As of this fact check’s publication, evidence for chloroquine and hydroxychloroquine’s effectiveness against COVID-19 remains inconclusive.

As of June 16, 2020 the U.S. NIH recommends against the “use of chloroquine or hydroxychloroquine for the treatment of COVID-19, except in a clinical trial” and against “the use of high-dose chloroquine (600 mg twice daily for 10 days) for the treatment of COVID-19.” ( here )

On July 1, the U.S. Food and Drug Administration (FDA) also cautioned against the use of hydroxychloroquine or chloroquine for COVID-19 “outside of the hospital setting or a clinical trial due to risk of heart rhythm problems.” ( here )

This warning did not discourage the use of these drugs for FDA-approved uses for other diseases like malaria, lupus, and rheumatoid arthritis.

Another recent study published in the International Journal of Antimicrobial Agents found that unsupervised use of chloroquine or hydroxychloroquine as a preventive measure against COVID-19 can “expose the public to serious adverse drug effects” ( here ).

In June, the World Health Organization (WHO) discontinued experimental treatments involving the use of hydroxychloroquine and lopinavir/ritonavir after the initial results of an international trial called Solidarity showed that the drugs produced little or no reduction in the mortality of hospitalized COVID-19 patients ( here , here ).

One month earlier, EU governments moved to halt the use of anti-malaria drug hydroxychloroquine to treat COVID-19 patients, Reuters reported.
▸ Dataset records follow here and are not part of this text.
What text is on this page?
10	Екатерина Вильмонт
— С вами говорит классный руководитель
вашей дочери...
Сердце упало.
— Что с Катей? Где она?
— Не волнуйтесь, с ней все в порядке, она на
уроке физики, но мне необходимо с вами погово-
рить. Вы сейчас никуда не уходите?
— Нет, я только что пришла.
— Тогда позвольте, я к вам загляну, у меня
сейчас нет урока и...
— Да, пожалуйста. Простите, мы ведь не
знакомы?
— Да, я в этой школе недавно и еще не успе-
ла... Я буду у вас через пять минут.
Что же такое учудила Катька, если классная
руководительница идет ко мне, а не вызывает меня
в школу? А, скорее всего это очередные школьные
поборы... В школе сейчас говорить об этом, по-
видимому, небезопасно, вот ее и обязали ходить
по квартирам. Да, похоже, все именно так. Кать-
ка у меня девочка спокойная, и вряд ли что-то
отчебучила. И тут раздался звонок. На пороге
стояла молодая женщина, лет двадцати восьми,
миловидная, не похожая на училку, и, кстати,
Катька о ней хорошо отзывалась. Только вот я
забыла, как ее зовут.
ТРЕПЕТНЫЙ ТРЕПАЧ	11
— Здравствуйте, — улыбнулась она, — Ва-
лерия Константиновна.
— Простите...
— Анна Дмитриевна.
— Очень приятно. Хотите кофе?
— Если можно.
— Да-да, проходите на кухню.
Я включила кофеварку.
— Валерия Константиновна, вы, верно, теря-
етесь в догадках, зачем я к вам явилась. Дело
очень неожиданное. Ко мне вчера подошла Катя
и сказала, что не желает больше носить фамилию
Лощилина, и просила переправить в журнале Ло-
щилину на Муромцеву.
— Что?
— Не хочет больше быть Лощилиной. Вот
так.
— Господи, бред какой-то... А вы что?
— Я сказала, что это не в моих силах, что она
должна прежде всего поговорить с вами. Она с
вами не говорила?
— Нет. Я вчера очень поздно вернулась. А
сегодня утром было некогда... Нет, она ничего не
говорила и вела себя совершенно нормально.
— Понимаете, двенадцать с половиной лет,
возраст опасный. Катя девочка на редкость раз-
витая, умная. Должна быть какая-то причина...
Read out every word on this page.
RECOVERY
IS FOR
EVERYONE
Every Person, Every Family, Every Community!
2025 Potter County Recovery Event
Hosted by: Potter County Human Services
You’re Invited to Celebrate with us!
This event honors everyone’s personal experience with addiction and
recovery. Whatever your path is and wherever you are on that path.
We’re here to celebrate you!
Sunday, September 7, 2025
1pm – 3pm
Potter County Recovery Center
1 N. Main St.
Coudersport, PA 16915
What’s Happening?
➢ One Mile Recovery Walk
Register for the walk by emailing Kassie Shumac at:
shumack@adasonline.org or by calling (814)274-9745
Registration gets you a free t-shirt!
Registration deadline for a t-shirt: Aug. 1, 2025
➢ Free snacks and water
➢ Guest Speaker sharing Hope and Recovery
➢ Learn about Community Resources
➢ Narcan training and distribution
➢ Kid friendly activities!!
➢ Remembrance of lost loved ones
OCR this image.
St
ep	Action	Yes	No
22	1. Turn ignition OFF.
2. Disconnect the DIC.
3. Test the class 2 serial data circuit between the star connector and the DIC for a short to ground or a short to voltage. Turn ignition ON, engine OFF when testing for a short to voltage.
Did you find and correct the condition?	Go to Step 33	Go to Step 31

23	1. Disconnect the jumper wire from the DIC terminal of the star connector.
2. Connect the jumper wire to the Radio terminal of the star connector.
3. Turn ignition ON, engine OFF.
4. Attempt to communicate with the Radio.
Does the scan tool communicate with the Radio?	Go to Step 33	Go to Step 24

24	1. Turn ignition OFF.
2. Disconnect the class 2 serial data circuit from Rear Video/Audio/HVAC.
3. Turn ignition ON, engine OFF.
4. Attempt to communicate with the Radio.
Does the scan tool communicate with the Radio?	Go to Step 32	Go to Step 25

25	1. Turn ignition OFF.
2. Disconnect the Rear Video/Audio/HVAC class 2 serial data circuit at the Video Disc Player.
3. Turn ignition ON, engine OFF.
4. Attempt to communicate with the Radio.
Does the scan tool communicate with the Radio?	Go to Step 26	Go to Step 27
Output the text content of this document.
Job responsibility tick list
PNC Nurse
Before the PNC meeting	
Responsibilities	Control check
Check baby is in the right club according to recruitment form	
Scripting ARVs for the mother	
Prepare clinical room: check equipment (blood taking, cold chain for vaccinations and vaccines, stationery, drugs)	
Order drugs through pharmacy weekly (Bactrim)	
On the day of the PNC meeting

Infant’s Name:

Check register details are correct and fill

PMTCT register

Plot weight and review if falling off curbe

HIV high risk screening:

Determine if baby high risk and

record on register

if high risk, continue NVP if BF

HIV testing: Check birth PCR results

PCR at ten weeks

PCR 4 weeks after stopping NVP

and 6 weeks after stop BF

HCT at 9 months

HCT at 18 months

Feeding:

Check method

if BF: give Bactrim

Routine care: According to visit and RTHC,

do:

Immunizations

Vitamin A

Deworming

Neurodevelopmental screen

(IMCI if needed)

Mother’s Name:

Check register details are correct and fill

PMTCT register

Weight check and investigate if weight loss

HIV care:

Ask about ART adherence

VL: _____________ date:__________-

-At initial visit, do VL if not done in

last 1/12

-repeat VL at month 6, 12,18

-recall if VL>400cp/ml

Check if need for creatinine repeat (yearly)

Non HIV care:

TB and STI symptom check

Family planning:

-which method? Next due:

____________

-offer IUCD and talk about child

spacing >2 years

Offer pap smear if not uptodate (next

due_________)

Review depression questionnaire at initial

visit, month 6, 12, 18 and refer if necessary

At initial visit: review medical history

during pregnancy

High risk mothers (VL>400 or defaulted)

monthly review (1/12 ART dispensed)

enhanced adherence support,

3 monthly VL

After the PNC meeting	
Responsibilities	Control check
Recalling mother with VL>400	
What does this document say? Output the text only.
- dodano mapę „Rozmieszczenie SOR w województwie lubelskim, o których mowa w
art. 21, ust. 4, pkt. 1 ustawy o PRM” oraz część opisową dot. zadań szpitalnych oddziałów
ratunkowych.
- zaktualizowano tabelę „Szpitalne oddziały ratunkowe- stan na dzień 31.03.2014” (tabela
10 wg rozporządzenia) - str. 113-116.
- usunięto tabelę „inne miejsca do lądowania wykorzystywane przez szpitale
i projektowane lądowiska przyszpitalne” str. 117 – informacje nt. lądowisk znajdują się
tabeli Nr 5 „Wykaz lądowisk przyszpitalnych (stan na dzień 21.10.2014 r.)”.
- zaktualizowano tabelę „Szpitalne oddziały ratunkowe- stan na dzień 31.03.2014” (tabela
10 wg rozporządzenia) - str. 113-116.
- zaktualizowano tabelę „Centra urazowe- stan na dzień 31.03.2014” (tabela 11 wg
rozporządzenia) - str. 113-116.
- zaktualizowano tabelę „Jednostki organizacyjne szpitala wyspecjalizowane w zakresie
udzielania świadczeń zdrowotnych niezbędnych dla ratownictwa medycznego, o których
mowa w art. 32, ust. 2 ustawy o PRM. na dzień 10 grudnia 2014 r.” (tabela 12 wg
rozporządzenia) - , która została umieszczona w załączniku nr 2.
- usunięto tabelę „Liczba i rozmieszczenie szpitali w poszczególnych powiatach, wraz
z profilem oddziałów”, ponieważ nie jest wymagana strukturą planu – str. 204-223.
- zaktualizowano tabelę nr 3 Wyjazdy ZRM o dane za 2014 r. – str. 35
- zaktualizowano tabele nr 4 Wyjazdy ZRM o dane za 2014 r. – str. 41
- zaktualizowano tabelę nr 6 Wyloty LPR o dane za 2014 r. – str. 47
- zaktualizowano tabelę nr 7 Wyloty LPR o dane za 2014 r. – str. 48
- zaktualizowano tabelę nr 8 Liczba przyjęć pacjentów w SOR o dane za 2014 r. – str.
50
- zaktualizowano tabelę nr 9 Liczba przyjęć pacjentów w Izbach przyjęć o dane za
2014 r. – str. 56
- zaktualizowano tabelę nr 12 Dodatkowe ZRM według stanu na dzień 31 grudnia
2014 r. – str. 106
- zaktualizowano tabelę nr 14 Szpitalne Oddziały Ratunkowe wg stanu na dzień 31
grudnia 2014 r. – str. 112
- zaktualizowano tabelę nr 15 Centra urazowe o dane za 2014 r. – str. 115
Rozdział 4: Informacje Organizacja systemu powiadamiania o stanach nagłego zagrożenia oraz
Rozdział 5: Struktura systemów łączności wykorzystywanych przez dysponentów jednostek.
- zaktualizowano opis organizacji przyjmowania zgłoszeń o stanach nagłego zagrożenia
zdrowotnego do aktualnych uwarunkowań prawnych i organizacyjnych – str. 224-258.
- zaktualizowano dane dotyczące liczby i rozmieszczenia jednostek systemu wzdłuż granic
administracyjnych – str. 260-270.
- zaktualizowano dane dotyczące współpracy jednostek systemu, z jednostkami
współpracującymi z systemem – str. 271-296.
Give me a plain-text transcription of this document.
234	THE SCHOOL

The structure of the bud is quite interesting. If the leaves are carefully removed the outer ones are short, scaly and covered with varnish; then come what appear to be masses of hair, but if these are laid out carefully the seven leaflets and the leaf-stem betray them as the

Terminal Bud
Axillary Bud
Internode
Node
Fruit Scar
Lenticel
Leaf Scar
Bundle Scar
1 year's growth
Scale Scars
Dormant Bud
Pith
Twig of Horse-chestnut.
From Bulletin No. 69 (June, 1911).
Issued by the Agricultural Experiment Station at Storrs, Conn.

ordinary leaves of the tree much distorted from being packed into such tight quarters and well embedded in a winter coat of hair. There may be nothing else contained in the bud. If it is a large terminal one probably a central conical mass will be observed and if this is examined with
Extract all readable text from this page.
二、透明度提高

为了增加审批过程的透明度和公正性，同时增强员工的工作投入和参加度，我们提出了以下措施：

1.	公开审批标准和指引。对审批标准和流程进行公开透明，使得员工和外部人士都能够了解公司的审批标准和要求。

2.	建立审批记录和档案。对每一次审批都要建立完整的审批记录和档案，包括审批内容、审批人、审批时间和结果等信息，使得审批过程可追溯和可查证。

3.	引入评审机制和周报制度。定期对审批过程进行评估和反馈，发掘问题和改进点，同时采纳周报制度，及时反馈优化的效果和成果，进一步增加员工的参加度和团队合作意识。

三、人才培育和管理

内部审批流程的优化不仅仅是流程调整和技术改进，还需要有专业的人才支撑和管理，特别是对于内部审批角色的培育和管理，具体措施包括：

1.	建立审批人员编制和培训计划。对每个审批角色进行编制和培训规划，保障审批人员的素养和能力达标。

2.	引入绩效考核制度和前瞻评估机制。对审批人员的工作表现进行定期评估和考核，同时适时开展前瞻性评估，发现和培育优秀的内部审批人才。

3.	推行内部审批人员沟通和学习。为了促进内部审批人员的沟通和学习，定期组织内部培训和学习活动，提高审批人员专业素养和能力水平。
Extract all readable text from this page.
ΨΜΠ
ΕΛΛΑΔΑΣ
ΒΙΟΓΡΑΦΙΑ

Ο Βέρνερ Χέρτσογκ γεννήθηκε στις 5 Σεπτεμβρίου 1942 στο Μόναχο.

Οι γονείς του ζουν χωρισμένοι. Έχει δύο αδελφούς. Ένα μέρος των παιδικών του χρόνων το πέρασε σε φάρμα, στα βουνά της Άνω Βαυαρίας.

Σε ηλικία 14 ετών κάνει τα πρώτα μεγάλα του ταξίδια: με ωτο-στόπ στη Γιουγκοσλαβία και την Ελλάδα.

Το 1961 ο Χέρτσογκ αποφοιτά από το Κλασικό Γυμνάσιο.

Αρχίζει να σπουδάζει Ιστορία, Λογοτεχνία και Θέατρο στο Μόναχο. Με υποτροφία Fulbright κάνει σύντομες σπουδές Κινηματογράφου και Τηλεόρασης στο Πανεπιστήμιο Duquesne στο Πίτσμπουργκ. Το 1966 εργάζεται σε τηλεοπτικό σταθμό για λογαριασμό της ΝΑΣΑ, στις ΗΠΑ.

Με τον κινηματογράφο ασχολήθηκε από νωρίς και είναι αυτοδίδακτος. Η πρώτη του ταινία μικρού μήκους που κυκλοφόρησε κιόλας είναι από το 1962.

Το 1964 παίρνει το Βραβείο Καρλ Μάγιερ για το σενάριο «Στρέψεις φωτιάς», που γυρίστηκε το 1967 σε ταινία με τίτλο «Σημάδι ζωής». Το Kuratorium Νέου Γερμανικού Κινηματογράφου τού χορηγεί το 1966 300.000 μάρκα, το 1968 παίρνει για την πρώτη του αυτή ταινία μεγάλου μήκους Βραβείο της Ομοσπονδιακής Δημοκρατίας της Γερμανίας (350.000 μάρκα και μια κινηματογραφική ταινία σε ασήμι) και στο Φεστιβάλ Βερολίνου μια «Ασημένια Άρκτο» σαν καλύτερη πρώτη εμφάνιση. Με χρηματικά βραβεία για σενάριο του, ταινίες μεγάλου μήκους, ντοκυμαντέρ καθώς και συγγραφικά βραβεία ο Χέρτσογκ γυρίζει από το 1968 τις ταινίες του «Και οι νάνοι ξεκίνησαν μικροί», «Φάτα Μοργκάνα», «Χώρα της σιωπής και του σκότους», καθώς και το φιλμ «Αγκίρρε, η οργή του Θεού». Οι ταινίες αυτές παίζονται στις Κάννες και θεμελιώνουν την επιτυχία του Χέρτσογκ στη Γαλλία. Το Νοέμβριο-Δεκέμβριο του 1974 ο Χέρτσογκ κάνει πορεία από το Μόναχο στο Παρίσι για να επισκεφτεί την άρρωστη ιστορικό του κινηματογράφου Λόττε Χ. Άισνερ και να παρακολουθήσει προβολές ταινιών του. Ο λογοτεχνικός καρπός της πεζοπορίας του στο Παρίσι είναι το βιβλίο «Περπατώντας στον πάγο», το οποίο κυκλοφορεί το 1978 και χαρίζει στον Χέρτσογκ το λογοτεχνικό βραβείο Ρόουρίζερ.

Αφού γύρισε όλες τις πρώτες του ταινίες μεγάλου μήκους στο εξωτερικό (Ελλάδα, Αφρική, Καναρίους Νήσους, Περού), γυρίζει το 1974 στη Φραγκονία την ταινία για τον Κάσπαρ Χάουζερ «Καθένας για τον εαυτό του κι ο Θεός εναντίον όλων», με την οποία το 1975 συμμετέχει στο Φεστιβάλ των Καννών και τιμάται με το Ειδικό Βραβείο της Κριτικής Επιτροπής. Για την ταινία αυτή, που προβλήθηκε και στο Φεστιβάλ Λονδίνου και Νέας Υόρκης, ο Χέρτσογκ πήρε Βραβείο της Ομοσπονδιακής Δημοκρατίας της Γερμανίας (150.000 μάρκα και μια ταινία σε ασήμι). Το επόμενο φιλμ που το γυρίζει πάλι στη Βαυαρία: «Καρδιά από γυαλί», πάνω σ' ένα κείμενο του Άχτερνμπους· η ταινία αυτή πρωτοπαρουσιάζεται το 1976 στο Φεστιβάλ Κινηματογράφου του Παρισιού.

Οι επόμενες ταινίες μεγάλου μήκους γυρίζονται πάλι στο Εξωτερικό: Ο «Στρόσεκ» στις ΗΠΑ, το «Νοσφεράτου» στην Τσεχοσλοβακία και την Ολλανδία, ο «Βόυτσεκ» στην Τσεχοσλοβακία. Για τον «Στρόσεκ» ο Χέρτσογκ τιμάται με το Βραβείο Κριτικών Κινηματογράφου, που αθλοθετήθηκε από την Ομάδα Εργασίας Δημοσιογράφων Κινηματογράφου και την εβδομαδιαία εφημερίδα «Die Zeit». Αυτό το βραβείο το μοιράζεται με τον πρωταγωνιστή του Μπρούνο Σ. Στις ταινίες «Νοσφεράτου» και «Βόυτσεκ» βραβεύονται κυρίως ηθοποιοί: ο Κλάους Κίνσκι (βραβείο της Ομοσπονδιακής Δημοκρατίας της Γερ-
Medicines agencies in France and Italy said the drug should not be used for COVID-19 outside clinical trials. Belgium’s regulator said trials aiming to evaluate the drug should also take potential risks into consideration ( here ).

VERDICTFalse. A 2005 chloroquine/SARS study does not prove hydroxychloroquine’s effectiveness against COVID-19. Existing evidence on the drug’s effectiveness against COVID-19 remains inconclusive.